I'm beginning to use Molpro software for some computations. But I got completely confused by its description of specification of wavefunction symmetry.
It tells us, that the symmetry of wavefunction is described like $$\text{wf},\text{nelec},\text{irrep},\text{spin},$$
where $\text{nelec}$ is the total number of electrons in the molecule, $\text{irrep}$ is the number of the irreducible representation (list of numbers in Molpro docs) and $\text{spin}$ is the total spin number.
I know, that water belongs to the $C_{2v}$ point group, and I found its character table:
(source: uscupstate.edu)
I know, that 1/-1 values correspond with variance/invariance of orbitals, i.e. $A_1$ representation corresponds to the fact, that $\ce{s}$ and $\ce{p_z}$ orbitals are not inverted by any of the four symmetry operations.

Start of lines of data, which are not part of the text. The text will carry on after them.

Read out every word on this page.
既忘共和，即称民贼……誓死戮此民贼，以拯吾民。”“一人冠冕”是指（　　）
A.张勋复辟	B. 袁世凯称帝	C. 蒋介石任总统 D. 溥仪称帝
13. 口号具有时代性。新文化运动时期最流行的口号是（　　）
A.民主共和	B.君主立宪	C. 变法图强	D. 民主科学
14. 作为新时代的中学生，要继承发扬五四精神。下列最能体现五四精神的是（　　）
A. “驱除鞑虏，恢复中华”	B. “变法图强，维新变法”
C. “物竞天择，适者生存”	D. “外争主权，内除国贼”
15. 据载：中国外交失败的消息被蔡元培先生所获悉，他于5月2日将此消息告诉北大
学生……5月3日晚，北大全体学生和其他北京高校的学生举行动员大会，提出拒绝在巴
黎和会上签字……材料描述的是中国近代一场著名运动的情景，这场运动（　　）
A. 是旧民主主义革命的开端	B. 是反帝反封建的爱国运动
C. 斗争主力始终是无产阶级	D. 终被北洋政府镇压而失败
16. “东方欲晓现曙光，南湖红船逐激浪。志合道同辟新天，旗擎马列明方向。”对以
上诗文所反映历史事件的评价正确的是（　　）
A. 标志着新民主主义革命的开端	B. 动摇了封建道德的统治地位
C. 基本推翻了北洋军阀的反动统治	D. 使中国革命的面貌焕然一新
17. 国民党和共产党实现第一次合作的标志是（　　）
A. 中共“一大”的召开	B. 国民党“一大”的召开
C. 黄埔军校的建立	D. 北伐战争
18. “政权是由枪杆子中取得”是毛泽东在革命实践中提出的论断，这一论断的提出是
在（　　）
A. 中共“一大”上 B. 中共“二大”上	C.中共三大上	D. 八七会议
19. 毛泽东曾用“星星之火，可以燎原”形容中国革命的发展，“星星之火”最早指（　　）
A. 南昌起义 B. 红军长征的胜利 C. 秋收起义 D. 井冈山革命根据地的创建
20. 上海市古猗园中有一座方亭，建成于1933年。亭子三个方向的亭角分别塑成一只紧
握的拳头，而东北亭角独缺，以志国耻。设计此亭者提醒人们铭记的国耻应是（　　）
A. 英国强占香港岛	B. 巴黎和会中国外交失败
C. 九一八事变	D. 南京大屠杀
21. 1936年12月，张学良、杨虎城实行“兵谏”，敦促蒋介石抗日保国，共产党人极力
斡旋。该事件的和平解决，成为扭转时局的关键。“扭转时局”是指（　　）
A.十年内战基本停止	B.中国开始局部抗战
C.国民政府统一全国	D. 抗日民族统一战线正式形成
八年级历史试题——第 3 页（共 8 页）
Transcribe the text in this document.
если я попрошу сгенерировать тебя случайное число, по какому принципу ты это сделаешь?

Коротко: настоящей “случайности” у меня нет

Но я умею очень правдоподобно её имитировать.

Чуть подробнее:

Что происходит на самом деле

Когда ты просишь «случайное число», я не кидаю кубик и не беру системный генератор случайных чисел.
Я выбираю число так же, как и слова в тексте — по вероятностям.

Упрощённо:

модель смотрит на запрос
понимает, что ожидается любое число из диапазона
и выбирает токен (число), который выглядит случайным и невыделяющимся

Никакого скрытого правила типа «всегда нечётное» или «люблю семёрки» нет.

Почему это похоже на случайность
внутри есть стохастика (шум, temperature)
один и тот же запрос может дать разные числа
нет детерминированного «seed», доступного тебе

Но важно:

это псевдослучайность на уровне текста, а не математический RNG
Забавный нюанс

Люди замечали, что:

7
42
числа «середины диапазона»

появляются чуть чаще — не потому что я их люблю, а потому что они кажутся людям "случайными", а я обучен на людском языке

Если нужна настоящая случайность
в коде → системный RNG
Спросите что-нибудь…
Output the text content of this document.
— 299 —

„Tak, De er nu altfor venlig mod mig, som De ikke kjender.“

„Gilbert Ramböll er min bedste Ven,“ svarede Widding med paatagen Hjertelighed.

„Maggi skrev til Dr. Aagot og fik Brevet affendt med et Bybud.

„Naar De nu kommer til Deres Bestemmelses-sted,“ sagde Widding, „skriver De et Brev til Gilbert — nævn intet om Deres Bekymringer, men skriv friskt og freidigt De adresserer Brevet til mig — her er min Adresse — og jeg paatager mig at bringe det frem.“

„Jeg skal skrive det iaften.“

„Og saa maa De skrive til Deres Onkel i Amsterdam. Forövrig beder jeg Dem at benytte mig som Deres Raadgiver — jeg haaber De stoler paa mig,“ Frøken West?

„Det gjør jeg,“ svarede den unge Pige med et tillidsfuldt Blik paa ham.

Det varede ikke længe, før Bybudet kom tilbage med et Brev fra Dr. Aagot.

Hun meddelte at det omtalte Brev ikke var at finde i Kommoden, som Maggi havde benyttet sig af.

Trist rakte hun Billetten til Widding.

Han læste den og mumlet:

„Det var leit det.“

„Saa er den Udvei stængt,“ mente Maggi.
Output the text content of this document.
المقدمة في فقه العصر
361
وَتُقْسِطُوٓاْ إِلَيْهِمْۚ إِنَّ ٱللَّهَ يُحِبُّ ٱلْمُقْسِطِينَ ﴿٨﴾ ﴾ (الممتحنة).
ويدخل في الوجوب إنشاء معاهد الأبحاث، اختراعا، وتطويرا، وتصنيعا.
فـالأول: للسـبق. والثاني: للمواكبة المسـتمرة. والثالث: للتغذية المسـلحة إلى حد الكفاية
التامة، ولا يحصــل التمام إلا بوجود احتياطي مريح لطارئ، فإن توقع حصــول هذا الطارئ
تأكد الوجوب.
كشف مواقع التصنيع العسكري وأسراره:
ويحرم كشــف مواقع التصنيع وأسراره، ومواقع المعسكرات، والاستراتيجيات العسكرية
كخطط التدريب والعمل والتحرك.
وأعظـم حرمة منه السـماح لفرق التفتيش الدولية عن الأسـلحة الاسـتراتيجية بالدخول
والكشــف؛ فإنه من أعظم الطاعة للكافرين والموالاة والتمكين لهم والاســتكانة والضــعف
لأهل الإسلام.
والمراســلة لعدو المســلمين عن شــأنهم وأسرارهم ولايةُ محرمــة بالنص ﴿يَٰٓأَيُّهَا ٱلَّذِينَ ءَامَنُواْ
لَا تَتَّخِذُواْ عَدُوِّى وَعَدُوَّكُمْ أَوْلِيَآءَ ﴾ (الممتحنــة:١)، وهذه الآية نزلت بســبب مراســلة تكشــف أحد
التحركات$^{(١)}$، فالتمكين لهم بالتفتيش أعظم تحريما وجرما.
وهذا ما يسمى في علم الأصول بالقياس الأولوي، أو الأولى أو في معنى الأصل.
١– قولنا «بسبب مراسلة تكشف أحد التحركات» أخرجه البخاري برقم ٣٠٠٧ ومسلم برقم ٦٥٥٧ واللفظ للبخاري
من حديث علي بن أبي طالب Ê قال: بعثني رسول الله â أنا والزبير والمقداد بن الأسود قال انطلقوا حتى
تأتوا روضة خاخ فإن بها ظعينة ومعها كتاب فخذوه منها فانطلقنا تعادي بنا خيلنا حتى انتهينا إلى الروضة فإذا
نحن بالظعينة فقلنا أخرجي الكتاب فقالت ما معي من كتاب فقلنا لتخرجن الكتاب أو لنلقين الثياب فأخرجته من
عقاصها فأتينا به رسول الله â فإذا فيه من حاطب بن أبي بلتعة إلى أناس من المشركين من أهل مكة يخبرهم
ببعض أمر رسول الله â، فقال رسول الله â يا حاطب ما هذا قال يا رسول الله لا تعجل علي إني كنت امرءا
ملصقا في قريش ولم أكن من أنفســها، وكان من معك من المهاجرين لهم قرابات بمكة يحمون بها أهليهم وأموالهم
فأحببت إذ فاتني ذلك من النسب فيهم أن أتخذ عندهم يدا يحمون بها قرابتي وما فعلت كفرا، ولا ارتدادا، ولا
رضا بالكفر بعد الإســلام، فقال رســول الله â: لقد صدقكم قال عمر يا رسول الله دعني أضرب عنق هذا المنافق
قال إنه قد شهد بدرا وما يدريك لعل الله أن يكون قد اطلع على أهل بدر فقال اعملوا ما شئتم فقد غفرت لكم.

I also know, that the electron configuration of oxygen is $\ce{1s^2 2s^2 2p^4}$ and both hydrogen atoms have $\ce{1s^1}$.
But I'm not sure how am I supposed to choose the irreducible representation of the whole molecule.
In this answer the similar problem is described and $\ce{H2O}$ molecular orbital diagram is given:
The answer tells us, that molecular irreducible representation can be obtained like this:
$$(2a_1)^2(1b_2)^2(3a_1)^2(1b_1)^2 = (A_1)^2 \otimes (B_2)^2 \otimes(A_1)^2 \otimes (B_1)^2 = A_1,$$
which is in accordance with the first example in the Molpro docs, where $\ce{H2O}$ wavefunction is specified like WF,10,1;
.
Questions
- So, is this the correct way to find the irreducible representation of the whole molecule? And if it is, could you, please, explain, how to get the molecular orbital representation?
- How can I obtain the total spin number?